Scientists have now begun to announce the first results from the analysis of this extraordinary sample. What they found suggests that this asteroid is a piece of the same stuff that coalesced into our sun four-and-a-half billion years ago.
“We previously only had a handful of these rocks to study, and all of them were meteorites that fell to Earth and were stored in museums for decades to centuries, which changed their compositions,” said geochemist Nicolas Dauphas, one of the three University of Chicago researchers who worked with a Japan-led international team of scientists to analyze the fragments. “Having pristine samples from outer space is simply incredible. They are witnesses from parts of the solar system that we have not otherwise explored.”
‘It’s spectacular’
In 2018, Hayabusa2 landed atop a moving asteroid named Ryugu and collected particles from above and below its surface. After spending a year and a half orbiting the asteroid, it returned to Earth with a sealed capsule containing about five grams of dust and rock. Scientists around the world have been eagerly anticipating the unique sample—one that could help redefine our understanding of how planets evolve and how our solar system formed.
Scientists are particularly excited because these particles would never have reached Earth without the protective barrier of a spacecraft.
“Usually, all we get to study of asteroids is the pieces that are big enough to make it to the ground as meteorites,” said UChicago geochemist Andrew M. Davis, another member of the analysis team. “If you took this handful and dropped it in the atmosphere, it would burn up. You would lose it, and a lot of evidence about the history of this asteroid would go with it.

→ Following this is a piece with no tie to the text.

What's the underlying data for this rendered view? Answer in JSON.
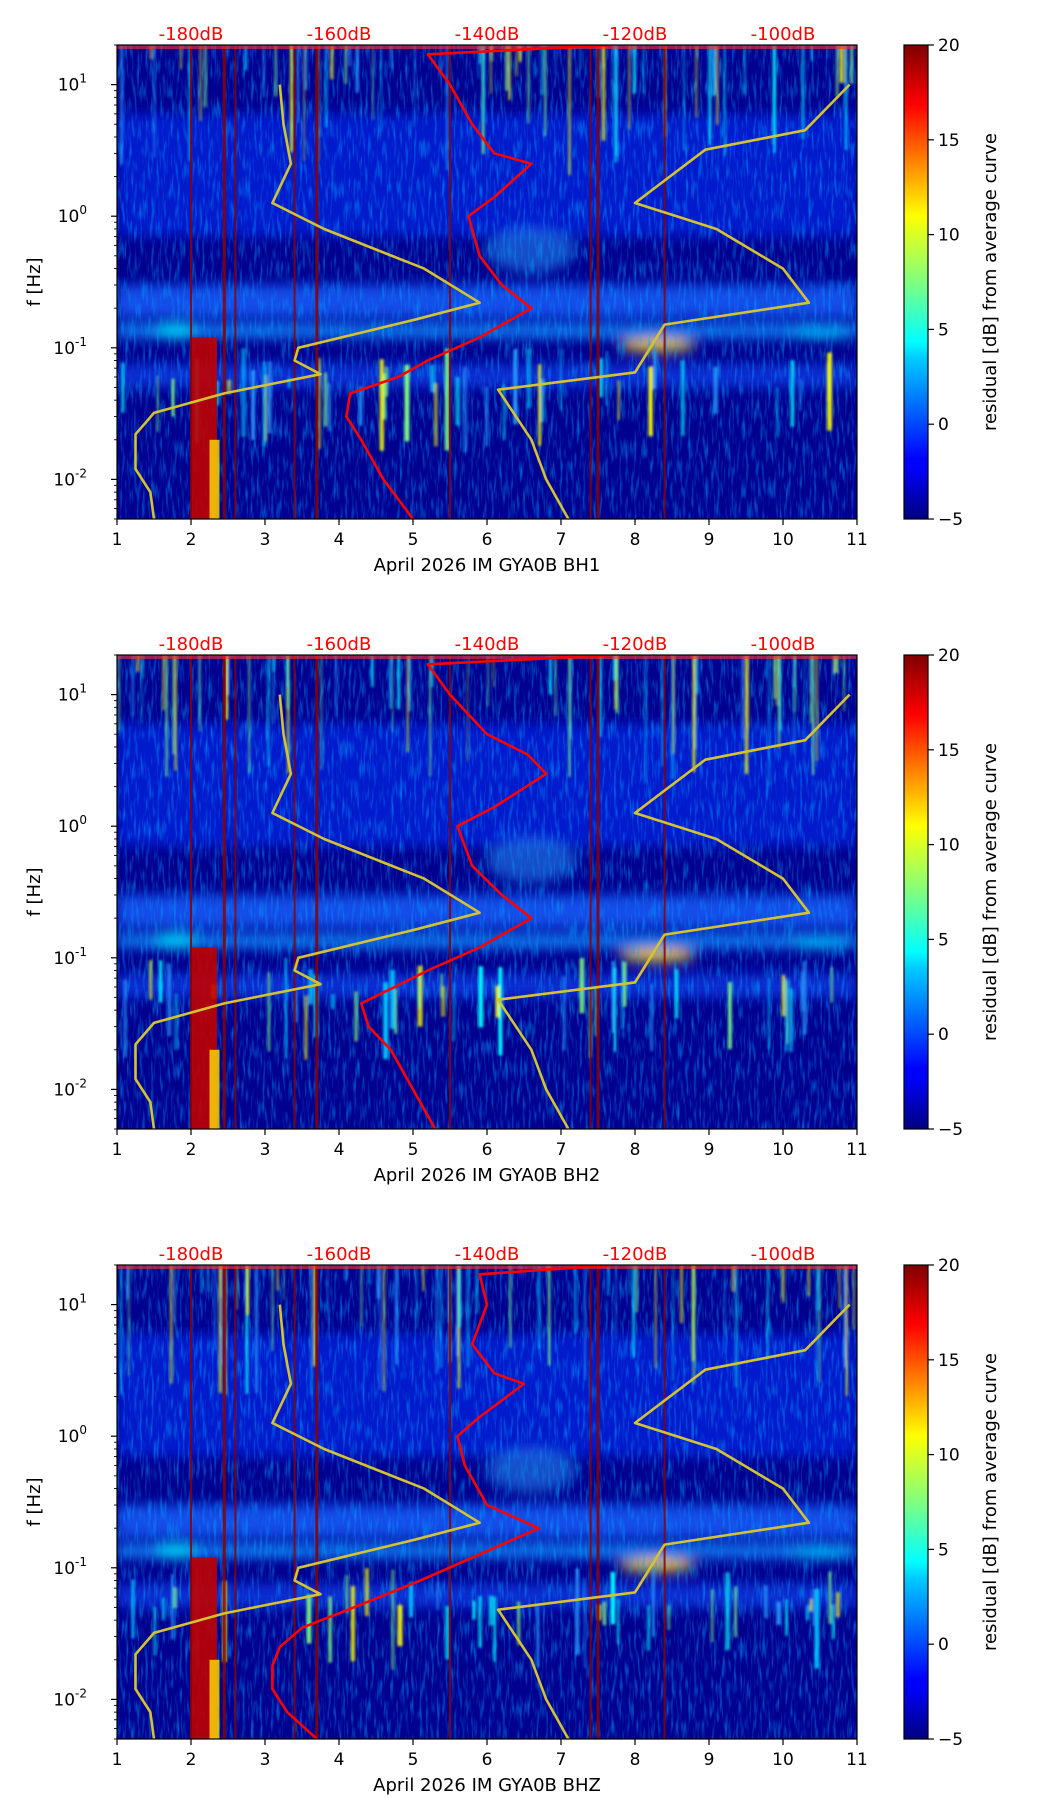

“We really haven’t had a sample like this before. It’s spectacular.”
Davis, Dauphas and UChicago colleague Reika Yokochi are all part of a team assembled to help Japanese researchers analyze the samples. Each part of the capsule’s contents is being rigorously studied. Yokochi is part of a team that is analyzing the gases that were trapped in the capsule or in the dirt. Dauphas and Davis are part of a team that is studying the chemical and isotopic compositions grains to reveal their history.
The first compilation of these results, reported in Science on June 9, reveal the makeup of Ryugu.